Microwave technology is the most feasible way to extend the reach of wholesale fibre infrastructure. It brings its own OPEX challenges however, especially when considering the cost of supporting equipment and site rental costs. Point-to-point (PTP) microwave backhaul is restricted by the amount of spectrum available to it and the narrow channels providing limited capacity. These are combined with a high total cost of ownership (TCO) associated with site rental and spectrum licensing costs. In the past, point-to-multi-point (PMP) microwave backhaul technologies have struggled to penetrate developed markets due to the lack of bandwidth availability to support geometric increases in demand for mobile data, especially for advanced applications such as 3G+ or LTE, but this is set to change.

The answer is 42

Advancements in microwave technology are now leveraging 42 GHz millimetre wave spectrum to address the small cell backhaul conundrum. PMP microwave solutions now exist that leverage this vastly under-utilised spectrum band to serve the needs of the most data-hungry of mobile subscriber.

42 GHz millimetre wave PMP technology provides a practical and cost effective means to deliver backhaul capabilities to potentially thousands of small cells in a typical mobile network. By utilising the ultra-wide 42 GHz spectrum, which is widely available for the carrier market, operators can enable high speed transmission of high quality data and video content in dense urban areas.

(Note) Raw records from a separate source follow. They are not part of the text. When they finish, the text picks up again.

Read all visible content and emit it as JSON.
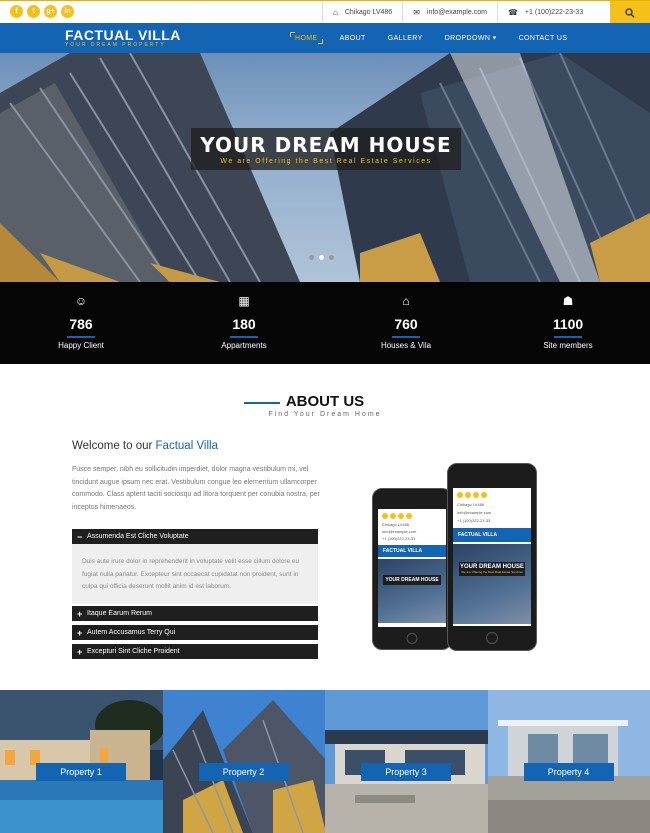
{
  "topbar": {
    "social": [
      {
        "icon": "facebook-icon",
        "glyph": "f"
      },
      {
        "icon": "twitter-icon",
        "glyph": "t"
      },
      {
        "icon": "google-plus-icon",
        "glyph": "g+"
      },
      {
        "icon": "linkedin-icon",
        "glyph": "in"
      }
    ],
    "address": "Chikago LV486",
    "email": "info@example.com",
    "phone": "+1 (100)222-23-33"
  },
  "nav": {
    "logo_title": "FACTUAL VILLA",
    "logo_tagline": "YOUR DREAM PROPERTY",
    "items": [
      {
        "label": "HOME",
        "active": true
      },
      {
        "label": "ABOUT"
      },
      {
        "label": "GALLERY"
      },
      {
        "label": "DROPDOWN ▾"
      },
      {
        "label": "CONTACT US"
      }
    ]
  },
  "hero": {
    "title": "YOUR DREAM HOUSE",
    "subtitle": "We are Offering the Best Real Estate Services",
    "slides": 3,
    "active_slide": 1
  },
  "stats": [
    {
      "icon": "smile-icon",
      "glyph": "☺",
      "value": "786",
      "label": "Happy Client"
    },
    {
      "icon": "building-icon",
      "glyph": "▦",
      "value": "180",
      "label": "Appartments"
    },
    {
      "icon": "home-icon",
      "glyph": "⌂",
      "value": "760",
      "label": "Houses & Vila"
    },
    {
      "icon": "users-icon",
      "glyph": "☗",
      "value": "1100",
      "label": "Site members"
    }
  ],
  "about": {
    "heading": "ABOUT US",
    "subheading": "Find Your Dream Home",
    "welcome_prefix": "Welcome to our",
    "welcome_highlight": "Factual Villa",
    "intro": "Fusce semper, nibh eu sollicitudin imperdiet, dolor magna vestibulum mi, vel tincidunt augue ipsum nec erat. Vestibulum congue leo elementum ullamcorper commodo. Class aptent taciti sociosqu ad litora torquent per conubia nostra, per inceptos himenaeos.",
    "accordion": [
      {
        "title": "Assumenda Est Cliche Voluptate",
        "open": true,
        "symbol": "−",
        "body": "Duis aute irure dolor in reprehenderit in voluptate velit esse cillum dolore eu fugiat nulla pariatur. Excepteur sint occaecat cupidatat non proident, sunt in culpa qui officia deserunt mollit anim id est laborum."
      },
      {
        "title": "Itaque Earum Rerum",
        "open": false,
        "symbol": "+"
      },
      {
        "title": "Autem Accusamus Terry Qui",
        "open": false,
        "symbol": "+"
      },
      {
        "title": "Excepturi Sint Cliche Proident",
        "open": false,
        "symbol": "+"
      }
    ],
    "phone_mockup": {
      "brand": "FACTUAL VILLA",
      "hero_title": "YOUR DREAM HOUSE",
      "hero_subtitle": "We are Offering the Best Real Estate Services",
      "address": "Chikago LV486",
      "email": "info@example.com",
      "phone": "+1 (100)222-23-33"
    }
  },
  "properties": [
    {
      "label": "Property 1"
    },
    {
      "label": "Property 2"
    },
    {
      "label": "Property 3"
    },
    {
      "label": "Property 4"
    }
  ],
  "colors": {
    "brand_blue": "#1464b4",
    "accent_yellow": "#f5c01a",
    "stats_bg": "#050505"
  }
}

With performance capability of up to 8 Gbps wireless backhaul throughput from the transmission hub and from 100 Mbps (scalable to several hundreds of megabits) to individual cell sites, PMP millimetre wave delivers up to 10 times more capacity in a cell sector than existing PMP solutions. Dedicated bandwidth to each site can be tailored dynamically to optimise spectrum use and manage subscriber demand. As trenching for the laying of fibre cable is not needed it is easy to install and provision new cell sites in near real-time.

This is particularly pertinent for areas such as Europe where operators with access to the 42GHz band, can now provide backhaul to multiple service providers will be able to deliver up to 400 Mbps to a single site. As it supports multiple transmission technologies, PMP backhaul also has enough capacity to service multiple sectors, boosting capacity requirements of a macro RAN and enabling enhanced RAN infrastructure sharing. Operators can not only support current RAN sharing services but also make use of multi-technology RAN – 2G, 3G and 4G – on the same site and eventually plan their migration to cloud RAN.

Making small cells financially feasible

The cost reduction and benefits of millimetre wave PMP technology are significant. It requires less OPEX and CAPEX expenditure than PTP wireless solutions, especially when compared to alternatives such as xDSL, PTP microwave, fibre and leased line. As it uses one antenna, serving a cluster of base stations in a single sector from a central transmission hub, PMP requires less equipment than other microwave PTP options. This correlates into more efficient use of limited cell tower space, lower site rental and lower maintenance. Single ended installations means the technology can be deployed in less time than other wireless networks. As it provides carrier-grade, multi-gigabit fibre-like speeds and capacity across wide areas, and removes the need to lay cables to each cell site, it has a faster time to market. Additionally, as it operates in the 42 GHz bands it is utilising more cost effective spectrum.

A recent analysis of the total cost of ownership (CAPEX and OPEX) of various small cell technologies found that millimetre wave PMP small cell backhaul is three times more cost effective than fibre backhaul and twice as cost effective as PTP microwave backhaul over a five year period.

Operators are up against a myriad of challenges as they migrate to LTE. Not only do they need to meet business objectives – deliver flexible services and enable rapid customer acquisition – but they have to ensure maximum revenue per unit of capacity at the lowest cost per unit. Utilising existing spectrum and getting smarter with what they have will certainly help and small cells are certainly part of the network mix, but only by thoroughly evaluating and deploying new technologies will operators be able to deliver the capacity gains needed for LTE.